Литмир - Электронная Библиотека
Содержание  
A
A

Конечно, он сразу понял, что Алатее и Николасу нетрудно было одурачить всех вокруг. И если бы Барбара Хейверс не поклялась, что эта женщина на самом деле Сантьяго Васкес дель Торрес, Линли никогда бы в это не поверил. По правде говоря, он и теперь не верил. И потому заговорил очень осторожно.

— Миссис Файрклог? — спросил он. И когда она кивнула, предъявил ей свой жетон. — Инспектор Томас Линли, детектив из Скотленд-Ярда. Я пришёл, чтобы поговорить с вами о Сантьяго Васкесе дель Торрес.

Она побелела так стремительно, что Линли показалось: она сейчас потеряет сознание. И отступила от двери назад.

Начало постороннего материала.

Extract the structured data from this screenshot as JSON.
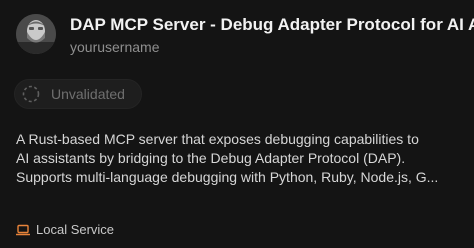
{
  "card": {
    "title": "DAP MCP Server - Debug Adapter Protocol for AI Ag",
    "owner": "yourusername",
    "avatar_icon": "user-avatar",
    "status_badge": {
      "label": "Unvalidated",
      "icon": "dashed-circle-icon"
    },
    "description_lines": [
      "A Rust-based MCP server that exposes debugging capabilities to",
      "AI assistants by bridging to the Debug Adapter Protocol (DAP).",
      "Supports multi-language debugging with Python, Ruby, Node.js, G..."
    ],
    "footer": {
      "label": "Local Service",
      "icon": "laptop-icon"
    }
  },
  "colors": {
    "background": "#141414",
    "title": "#f2f2f2",
    "owner": "#8f8f8f",
    "badge_text": "#6f6f6f",
    "description": "#d6d6d6",
    "footer_icon": "#e8833a"
  }
}
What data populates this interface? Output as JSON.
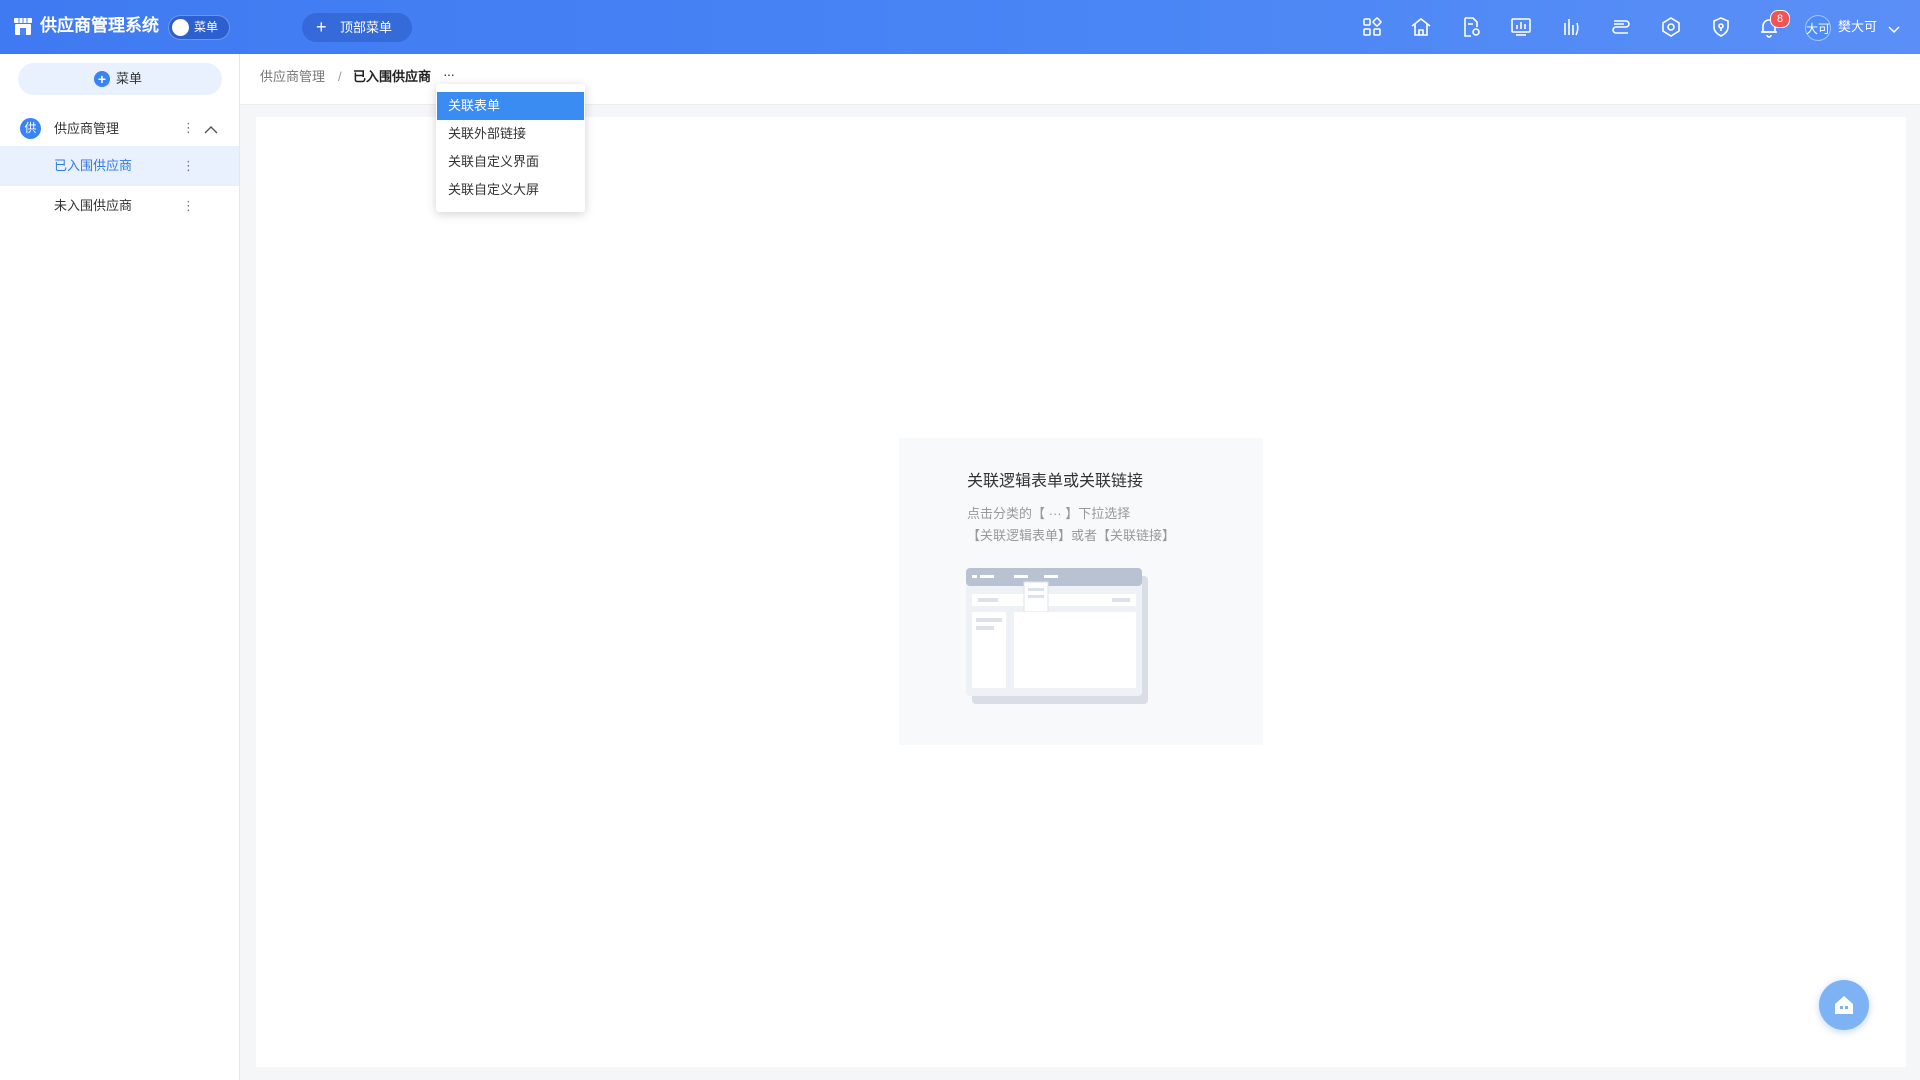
{
  "header": {
    "app_title": "供应商管理系统",
    "toggle_label": "菜单",
    "top_menu_label": "顶部菜单",
    "notification_count": "8",
    "avatar_text": "大可",
    "username": "樊大可",
    "icons": [
      "apps-icon",
      "home-icon",
      "document-settings-icon",
      "dashboard-icon",
      "chart-icon",
      "flow-icon",
      "cube-icon",
      "shield-icon",
      "bell-icon"
    ]
  },
  "sidebar": {
    "add_menu_label": "菜单",
    "group": {
      "badge": "供",
      "label": "供应商管理"
    },
    "items": [
      {
        "label": "已入围供应商",
        "active": true
      },
      {
        "label": "未入围供应商",
        "active": false
      }
    ]
  },
  "breadcrumb": {
    "parent": "供应商管理",
    "separator": "/",
    "current": "已入围供应商",
    "more": "···"
  },
  "dropdown": {
    "items": [
      "关联表单",
      "关联外部链接",
      "关联自定义界面",
      "关联自定义大屏"
    ],
    "highlighted_index": 0
  },
  "empty_state": {
    "title": "关联逻辑表单或关联链接",
    "hint_line1": "点击分类的【 ··· 】下拉选择",
    "hint_line2": "【关联逻辑表单】或者【关联链接】"
  },
  "colors": {
    "primary": "#3a83f4",
    "header_gradient_start": "#3f7af2",
    "header_gradient_end": "#5b8ff7",
    "active_bg": "#e8f1fd",
    "badge_red": "#f05454"
  }
}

— Сантьяго Васкес дель Торрес, — повторил Линли. — Похоже, это имя вам знакомо.

Женщина, отступив ещё на шаг, наткнулась на дубовую скамью, тянувшуюся вдоль стены от самого входа. И тяжело опустилась на неё.

Линли вошёл и аккуратно закрыл за собой дверь. В холле было темновато.

Свет проникал сюда через четыре маленьких окошка рядом с дверью, и в каждое из них были вставлены цветные стёкла; витражи изображали красные тюльпаны, окружённые листвой, и сквозь них на кожу женщины — или кто там эта был — падали красноватые отблески.

Линли всё ещё не был ни в чём уверен, но решил действовать прямо, а там будь что будет. Поэтому он сказал:

— Нам необходимо поговорить. У меня есть причины думать, что вы — Сантьяго Васкес дель Торрес из города Санта-Мария-де-ла-Крус-де-лос-Анджелес-и-де-лос-Сантос в Аргентине.

— Прошу, не называйте меня так.

— Но это ваше настоящее имя?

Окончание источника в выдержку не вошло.